Алексей почувствовал, как ненависть и бессилие душат его. Этот человек, этот призрак, отравлял все.
– Что же теперь? – спросил он, с трудом выдавливая слова.
Мария закрыла глаза. Когда она открыла их снова, в них был только холодный, отчаянный расчет.
– Он дал выбор, – прошептала она так тихо, что Алексей едва расслышал. – Или... или ты уходишь. Сейчас. Немедленно. И тогда... тогда он ничего не знает. Ни о чем не догадывается. Ребенок... ребенок будет его. Он примет его. Как своего. Он... он хочет наследника. Даже если... – Она не договорила, но смысл был ясен. Даже если не его кровь.

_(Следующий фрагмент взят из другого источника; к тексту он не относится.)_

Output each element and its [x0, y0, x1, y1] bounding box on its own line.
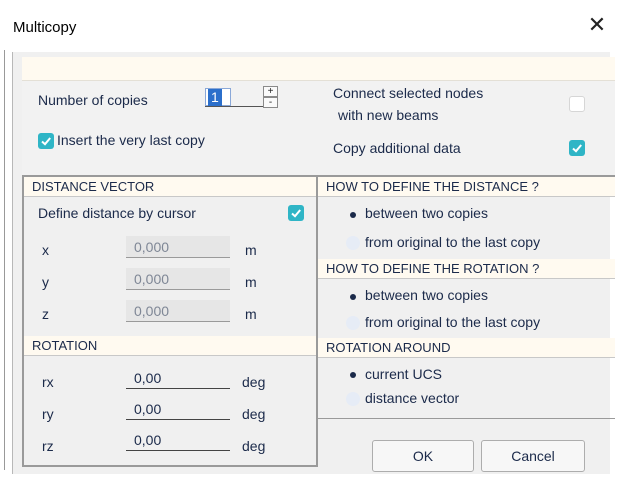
window-title: Multicopy	[13, 19, 77, 36]
z-unit: m	[245, 306, 257, 322]
connect-label-line1: Connect selected nodes	[333, 85, 484, 101]
ry-unit: deg	[242, 406, 266, 422]
define-rotation-header: HOW TO DEFINE THE ROTATION ?	[318, 259, 615, 279]
define-by-cursor-label: Define distance by cursor	[38, 205, 196, 221]
copy-additional-label: Copy additional data	[333, 140, 461, 156]
x-field[interactable]: 0,000	[126, 236, 230, 258]
close-icon[interactable]: ✕	[582, 10, 612, 40]
copies-label: Number of copies	[38, 92, 148, 108]
distance-from-original-label: from original to the last copy	[365, 234, 541, 250]
top-strip	[22, 57, 615, 81]
copies-stepper: + -	[263, 86, 278, 108]
rz-field[interactable]: 0,00	[126, 429, 230, 451]
rx-label: rx	[42, 374, 54, 390]
define-distance-header: HOW TO DEFINE THE DISTANCE ?	[318, 177, 615, 197]
distance-vector-label: distance vector	[365, 390, 460, 406]
distance-vector-header: DISTANCE VECTOR	[24, 177, 316, 197]
middle-divider	[316, 176, 318, 466]
rx-unit: deg	[242, 374, 266, 390]
increment-button[interactable]: +	[263, 86, 278, 97]
title-bar: Multicopy ✕	[0, 0, 618, 46]
buttons-divider	[318, 418, 615, 419]
current-ucs-label: current UCS	[365, 366, 443, 382]
z-field[interactable]: 0,000	[126, 300, 230, 322]
rx-field[interactable]: 0,00	[126, 367, 230, 389]
rotation-around-header: ROTATION AROUND	[318, 338, 615, 358]
insert-last-checkbox[interactable]	[38, 133, 54, 149]
distance-between-radio[interactable]	[346, 208, 360, 222]
ok-button[interactable]: OK	[372, 440, 474, 472]
rotation-from-original-label: from original to the last copy	[365, 314, 541, 330]
copy-additional-checkbox[interactable]	[569, 140, 585, 156]
rz-label: rz	[42, 438, 54, 454]
distance-from-original-radio[interactable]	[346, 236, 360, 250]
copies-input-underline	[205, 106, 265, 107]
rotation-header: ROTATION	[24, 336, 316, 356]
checkmark-icon	[572, 144, 582, 153]
rz-unit: deg	[242, 438, 266, 454]
rotation-from-original-radio[interactable]	[346, 316, 360, 330]
y-field[interactable]: 0,000	[126, 268, 230, 290]
decrement-button[interactable]: -	[263, 97, 278, 108]
ry-label: ry	[42, 406, 54, 422]
current-ucs-radio[interactable]	[346, 368, 360, 382]
distance-vector-radio[interactable]	[346, 392, 360, 406]
rotation-between-radio[interactable]	[346, 290, 360, 304]
checkmark-icon	[291, 209, 301, 218]
cancel-button[interactable]: Cancel	[481, 440, 585, 472]
rotation-between-label: between two copies	[365, 287, 488, 303]
distance-between-label: between two copies	[365, 205, 488, 221]
insert-last-label: Insert the very last copy	[57, 132, 205, 148]
ry-field[interactable]: 0,00	[126, 398, 230, 420]
y-label: y	[42, 274, 49, 290]
x-unit: m	[245, 242, 257, 258]
define-by-cursor-checkbox[interactable]	[288, 205, 304, 221]
connect-checkbox[interactable]	[569, 96, 585, 112]
x-label: x	[42, 242, 49, 258]
left-frame	[22, 176, 24, 466]
connect-label-line2: with new beams	[338, 107, 439, 123]
bottom-left-frame	[22, 465, 318, 467]
window-left-border	[4, 50, 5, 470]
copies-input[interactable]: 1	[205, 88, 231, 106]
checkmark-icon	[41, 137, 51, 146]
y-unit: m	[245, 274, 257, 290]
z-label: z	[42, 306, 49, 322]
copies-value: 1	[208, 89, 222, 106]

Алексей остолбенел. Он смотрел на Марию, не веря своим ушам.
– Или? – спросил он, уже зная ответ.
– Или... – голос Марии стал ледяным, – он пойдет в сельсовет. К председателю. К НКВД, если надо. Скажет... что ты изнасиловал его жену. Пока он воевал. Пока он был в плену. Кто ему поверит? Ветерану, калеке? А тебя... – Она не договорила, но Алексей понял. Лагерь. Или хуже. А ребенка... ребенка она вряд ли выносит в тюрьме или лагере. Если вообще не заставят избавиться.

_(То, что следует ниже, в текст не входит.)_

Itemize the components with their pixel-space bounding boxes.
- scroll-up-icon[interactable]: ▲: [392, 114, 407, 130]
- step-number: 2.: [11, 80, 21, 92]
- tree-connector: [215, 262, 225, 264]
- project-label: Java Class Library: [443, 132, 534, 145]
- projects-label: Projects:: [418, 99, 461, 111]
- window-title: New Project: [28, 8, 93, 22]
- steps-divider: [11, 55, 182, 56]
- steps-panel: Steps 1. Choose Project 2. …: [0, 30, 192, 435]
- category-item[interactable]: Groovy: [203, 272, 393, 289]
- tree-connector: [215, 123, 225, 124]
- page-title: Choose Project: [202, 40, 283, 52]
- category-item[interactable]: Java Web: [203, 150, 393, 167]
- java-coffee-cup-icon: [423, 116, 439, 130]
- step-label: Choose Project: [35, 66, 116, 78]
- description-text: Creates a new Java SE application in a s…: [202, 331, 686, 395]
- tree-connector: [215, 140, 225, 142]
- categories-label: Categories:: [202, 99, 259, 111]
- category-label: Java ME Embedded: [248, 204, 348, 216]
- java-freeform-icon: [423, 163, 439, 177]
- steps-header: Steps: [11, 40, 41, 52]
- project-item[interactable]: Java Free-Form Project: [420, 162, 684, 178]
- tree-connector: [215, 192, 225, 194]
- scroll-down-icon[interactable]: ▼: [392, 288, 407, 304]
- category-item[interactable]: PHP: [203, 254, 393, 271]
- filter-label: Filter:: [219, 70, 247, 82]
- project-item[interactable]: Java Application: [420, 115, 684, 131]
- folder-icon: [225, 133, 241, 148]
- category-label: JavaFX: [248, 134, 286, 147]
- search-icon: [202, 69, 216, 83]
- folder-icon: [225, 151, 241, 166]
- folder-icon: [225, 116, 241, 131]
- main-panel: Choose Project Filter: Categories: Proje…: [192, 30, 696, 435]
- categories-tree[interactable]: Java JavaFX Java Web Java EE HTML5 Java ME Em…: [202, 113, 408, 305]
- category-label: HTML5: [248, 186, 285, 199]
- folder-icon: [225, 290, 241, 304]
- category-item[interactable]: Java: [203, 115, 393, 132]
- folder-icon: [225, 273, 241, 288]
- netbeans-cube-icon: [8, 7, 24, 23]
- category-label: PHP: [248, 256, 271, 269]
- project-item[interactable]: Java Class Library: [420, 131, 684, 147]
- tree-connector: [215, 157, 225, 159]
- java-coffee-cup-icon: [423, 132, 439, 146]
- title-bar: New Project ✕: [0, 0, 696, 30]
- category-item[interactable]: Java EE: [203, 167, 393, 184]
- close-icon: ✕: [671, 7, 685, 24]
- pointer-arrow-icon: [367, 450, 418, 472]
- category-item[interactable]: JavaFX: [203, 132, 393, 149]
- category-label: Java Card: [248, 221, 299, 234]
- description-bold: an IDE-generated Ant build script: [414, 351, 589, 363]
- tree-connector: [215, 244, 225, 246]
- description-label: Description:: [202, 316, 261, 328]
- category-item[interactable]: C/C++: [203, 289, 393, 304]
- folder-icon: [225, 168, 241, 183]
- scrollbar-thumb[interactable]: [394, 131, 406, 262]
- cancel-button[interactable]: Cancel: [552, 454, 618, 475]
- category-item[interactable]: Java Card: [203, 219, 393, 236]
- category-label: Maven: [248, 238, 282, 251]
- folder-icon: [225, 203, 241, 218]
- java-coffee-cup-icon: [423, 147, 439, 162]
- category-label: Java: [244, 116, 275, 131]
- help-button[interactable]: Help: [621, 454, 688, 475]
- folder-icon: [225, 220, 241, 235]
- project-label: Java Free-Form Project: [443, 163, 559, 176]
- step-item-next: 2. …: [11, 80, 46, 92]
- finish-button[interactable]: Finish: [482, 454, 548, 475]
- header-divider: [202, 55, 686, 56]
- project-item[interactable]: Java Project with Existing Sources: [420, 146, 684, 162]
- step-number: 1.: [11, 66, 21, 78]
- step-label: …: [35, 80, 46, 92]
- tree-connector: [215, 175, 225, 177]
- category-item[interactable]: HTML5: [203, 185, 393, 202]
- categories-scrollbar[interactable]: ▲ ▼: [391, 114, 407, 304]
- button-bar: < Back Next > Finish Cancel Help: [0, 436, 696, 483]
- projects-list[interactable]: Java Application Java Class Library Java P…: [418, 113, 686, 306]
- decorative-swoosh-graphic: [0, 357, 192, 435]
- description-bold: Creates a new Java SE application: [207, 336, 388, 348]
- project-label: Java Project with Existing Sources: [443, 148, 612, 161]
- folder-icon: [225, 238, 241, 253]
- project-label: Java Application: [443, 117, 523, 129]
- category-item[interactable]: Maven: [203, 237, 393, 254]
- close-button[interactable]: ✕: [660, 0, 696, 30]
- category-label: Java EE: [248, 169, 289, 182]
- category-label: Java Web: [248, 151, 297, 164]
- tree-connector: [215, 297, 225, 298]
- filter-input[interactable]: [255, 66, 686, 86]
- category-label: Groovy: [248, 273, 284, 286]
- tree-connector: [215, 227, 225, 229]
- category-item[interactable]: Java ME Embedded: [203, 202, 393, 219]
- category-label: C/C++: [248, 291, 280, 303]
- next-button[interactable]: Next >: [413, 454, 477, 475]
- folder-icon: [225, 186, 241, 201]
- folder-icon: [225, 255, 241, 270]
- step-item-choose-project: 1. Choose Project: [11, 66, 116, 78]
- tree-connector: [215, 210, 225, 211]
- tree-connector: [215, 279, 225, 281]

Ледяная волна накрыла Алексея с головой. Он понял весь ужас выбора. Петр играл грязно, по-лагерному. Ставил ультиматум. И Мария... Мария была готова принести его в жертву. Ради ребенка? Ради спокойствия? Ради того, чтобы выжить самой?
– Ты... ты согласна на это? – прошептал он, глядя ей в глаза, пытаясь найти там хоть искру прежнего чувства, хоть каплю сомнения.
Мария отвела взгляд. Ее губы дрожали.
– У меня нет выбора, Алексей! – в ее голосе прозвучала надрывная мольба, смешанная с отчаянием. – Нет! Ты понимаешь? Он сломает нас всех! Он не остановится! Ребенка... ребенка я потеряю! Или хуже! А ты... тебя сотрут в лагерную пыль! – Она схватила себя за голову. – Уйди! Ради Бога, уйди! Ради... ради нашего ребенка! Спаси его! Спаси нас! Уйди!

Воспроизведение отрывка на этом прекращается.